When Karen and Jon Huntsman Sr. dared to dream of a world without cancer, they built a foundation to ensure that pursuit would never stop.
Karen passed away on June 1, 2026, closing a chapter in one of Utah’s most extraordinary love stories — one written in research labs, clinical trials and the quiet courage of cancer patients who found world-class care in their backyard. In the days that followed, there was much said about the gleaming towers of Huntsman Cancer Institute, and rightly so. But the buildings, as extraordinary as they are, tell only half the story.
The other half lives with Huntsman Cancer Foundation: the philanthropic engine Jon and Karen built to ensure the institute’s mission would outlast any single generation. They knew the importance of building a sustained financial ecosystem that keeps the institution alive, growing and thoughtfully independent. It is their most enduring gift to Utah and the world.
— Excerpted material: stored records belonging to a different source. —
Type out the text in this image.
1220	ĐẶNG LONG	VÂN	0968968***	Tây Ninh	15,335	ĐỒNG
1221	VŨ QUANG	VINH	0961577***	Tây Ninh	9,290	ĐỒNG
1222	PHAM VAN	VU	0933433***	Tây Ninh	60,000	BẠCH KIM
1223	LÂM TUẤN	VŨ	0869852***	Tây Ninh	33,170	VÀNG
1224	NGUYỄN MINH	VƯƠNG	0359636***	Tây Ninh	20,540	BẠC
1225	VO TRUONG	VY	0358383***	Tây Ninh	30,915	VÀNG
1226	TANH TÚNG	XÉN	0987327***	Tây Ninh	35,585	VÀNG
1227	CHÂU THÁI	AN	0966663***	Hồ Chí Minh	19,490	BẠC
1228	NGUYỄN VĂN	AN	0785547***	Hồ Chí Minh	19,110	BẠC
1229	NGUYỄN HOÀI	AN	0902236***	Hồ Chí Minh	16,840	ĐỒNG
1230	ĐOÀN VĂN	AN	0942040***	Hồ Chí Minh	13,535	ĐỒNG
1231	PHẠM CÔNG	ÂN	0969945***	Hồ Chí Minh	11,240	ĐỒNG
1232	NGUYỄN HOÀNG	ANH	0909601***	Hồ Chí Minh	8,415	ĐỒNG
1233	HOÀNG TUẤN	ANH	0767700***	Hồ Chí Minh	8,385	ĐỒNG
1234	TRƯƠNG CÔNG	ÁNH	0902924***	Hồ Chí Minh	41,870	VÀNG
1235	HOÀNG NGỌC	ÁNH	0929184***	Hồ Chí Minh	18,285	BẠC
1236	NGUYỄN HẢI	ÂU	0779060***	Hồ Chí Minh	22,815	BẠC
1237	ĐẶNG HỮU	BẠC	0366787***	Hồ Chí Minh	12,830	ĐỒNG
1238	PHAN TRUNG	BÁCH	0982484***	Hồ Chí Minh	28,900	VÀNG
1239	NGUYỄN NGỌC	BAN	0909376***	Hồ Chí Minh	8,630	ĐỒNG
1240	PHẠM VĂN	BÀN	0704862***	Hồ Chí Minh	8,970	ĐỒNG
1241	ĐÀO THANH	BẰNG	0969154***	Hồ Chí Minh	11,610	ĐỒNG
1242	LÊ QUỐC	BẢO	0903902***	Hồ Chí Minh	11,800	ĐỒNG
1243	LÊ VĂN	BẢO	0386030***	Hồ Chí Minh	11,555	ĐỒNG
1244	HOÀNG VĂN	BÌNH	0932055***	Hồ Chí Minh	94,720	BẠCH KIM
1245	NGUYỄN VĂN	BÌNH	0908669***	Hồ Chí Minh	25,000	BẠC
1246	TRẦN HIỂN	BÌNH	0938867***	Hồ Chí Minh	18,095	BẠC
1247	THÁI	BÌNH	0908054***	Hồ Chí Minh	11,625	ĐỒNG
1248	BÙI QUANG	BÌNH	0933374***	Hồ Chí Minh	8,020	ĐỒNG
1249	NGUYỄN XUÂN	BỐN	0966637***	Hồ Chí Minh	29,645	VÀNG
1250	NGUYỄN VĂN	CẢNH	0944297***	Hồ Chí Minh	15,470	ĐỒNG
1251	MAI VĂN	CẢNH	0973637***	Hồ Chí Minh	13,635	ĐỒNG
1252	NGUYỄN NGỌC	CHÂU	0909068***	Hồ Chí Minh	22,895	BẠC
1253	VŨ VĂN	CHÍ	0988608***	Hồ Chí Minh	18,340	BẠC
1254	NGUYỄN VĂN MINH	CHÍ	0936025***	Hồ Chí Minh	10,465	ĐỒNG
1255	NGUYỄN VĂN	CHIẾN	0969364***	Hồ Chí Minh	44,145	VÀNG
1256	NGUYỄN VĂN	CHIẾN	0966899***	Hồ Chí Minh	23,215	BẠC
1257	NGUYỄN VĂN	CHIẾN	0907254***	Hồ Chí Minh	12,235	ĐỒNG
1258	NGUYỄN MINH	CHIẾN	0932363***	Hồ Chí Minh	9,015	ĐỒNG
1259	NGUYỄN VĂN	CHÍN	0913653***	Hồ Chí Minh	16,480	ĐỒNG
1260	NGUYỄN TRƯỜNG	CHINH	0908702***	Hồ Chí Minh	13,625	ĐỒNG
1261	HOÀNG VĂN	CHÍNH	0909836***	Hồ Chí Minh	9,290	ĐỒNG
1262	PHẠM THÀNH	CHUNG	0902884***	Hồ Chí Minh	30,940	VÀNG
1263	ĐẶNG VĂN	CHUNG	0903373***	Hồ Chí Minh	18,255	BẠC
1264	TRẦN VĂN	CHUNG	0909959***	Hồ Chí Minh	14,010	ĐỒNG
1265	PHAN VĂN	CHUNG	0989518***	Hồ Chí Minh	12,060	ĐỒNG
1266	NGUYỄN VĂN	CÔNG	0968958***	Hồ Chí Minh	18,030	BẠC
The seeds of their gift were planted in grief. Jon had watched his mother suffer and die from breast cancer, and he made a promise that would come to define his and Karen’s lives. But promises alone, however sincere, do not fund clinical trials or attract world-class researchers.
In 1993, the Huntsmans turned that promise into action with a $10 million gift to establish a cancer institute in Salt Lake City. Two years later came a $100 million pledge — then the largest gift ever made by a single donor to medical research — to formally establish the Huntsman Cancer Institute. What had been an empty hillside on the University of Utah campus became, in Jon’s own words, “a magnificent structure, an unparalleled cathedral of optimism where cancer patients would come to be given world-class care, treatment, and hope.” This hope was never meant to stay on one hillside. The building was the beginning. Huntsman Cancer Foundation was the plan.
Founded in 1995, HCF was built on the belief that proved to be quietly radical: that the fight against cancer could not depend on a single family’s fortune. Karen and Jon wanted a community invested in the mission — neighbors, alumni, students, businesses and strangers across the world, becoming partners in something larger than themselves. And so, the Foundation was designed from the start as a vehicle for collective action, an open invitation to anyone willing to answer the call.
Today, the Foundation counts more than one million donors from all 50 states and several foreign nations, equating to over $1 billion in all-time giving composed of a veritable Mississippi River of gifts. After Jon’s death in 2018, Karen carried the mission forward, and the foundation raised over $108 million from donors alongside a $30 million family gift to fund a hospital expansion focused on women’s cancers. The foundation does not merely supplement the Institute’s work. It guarantees its future.
The results have been remarkable. More genes for inherited cancers have been discovered at the institute than at any other cancer center in the world. The institute manages the Utah Population Database, the largest genetic database on earth, with health and genealogical records linked for over 11 million people. More than 400 clinical trials are open right now, offering options where none existed before. The institute even launched the world’s first cancer hospital-at-home model, Huntsman at Home, bringing treatment directly to patients in rural communities across Utah.
None of this happens without stable, sustained philanthropic investment, the kind the foundation was built to provide, and the kind that Karen dedicated her life to nurturing. Karen understood something that is easy to overlook in the shadow of a $100 million headline: that grand gestures fade, but institutions endure through structure, stewardship and the ongoing commitment of a community.
She and Jon built the foundation as a guarantee, a promise that the work would continue regardless of what any single year brought in donations, headlines or hardship. In an endeavor that could have been defined purely by wealth or ambition, they represented something quieter and more enduring: the belief that the measure of a life is found in how much suffering you relieve in others. They turned a family’s grief into a community’s mission, and a community’s mission into one of the greatest cancer research institutions on the planet.
Jon passed almost a decade ago, and Karen has now followed. But the Foundation they built — the community it sustains, the research it funds, the cures it inches closer to with every year — is their living testament. The result of which is an improved human condition.
The Huntsman family and our state lost a remarkable woman, but the purpose she and Jon dedicated their lives to has never been stronger — because they were wise enough, loving enough, to build something that didn’t need them to survive. That is the most fitting tribute of all.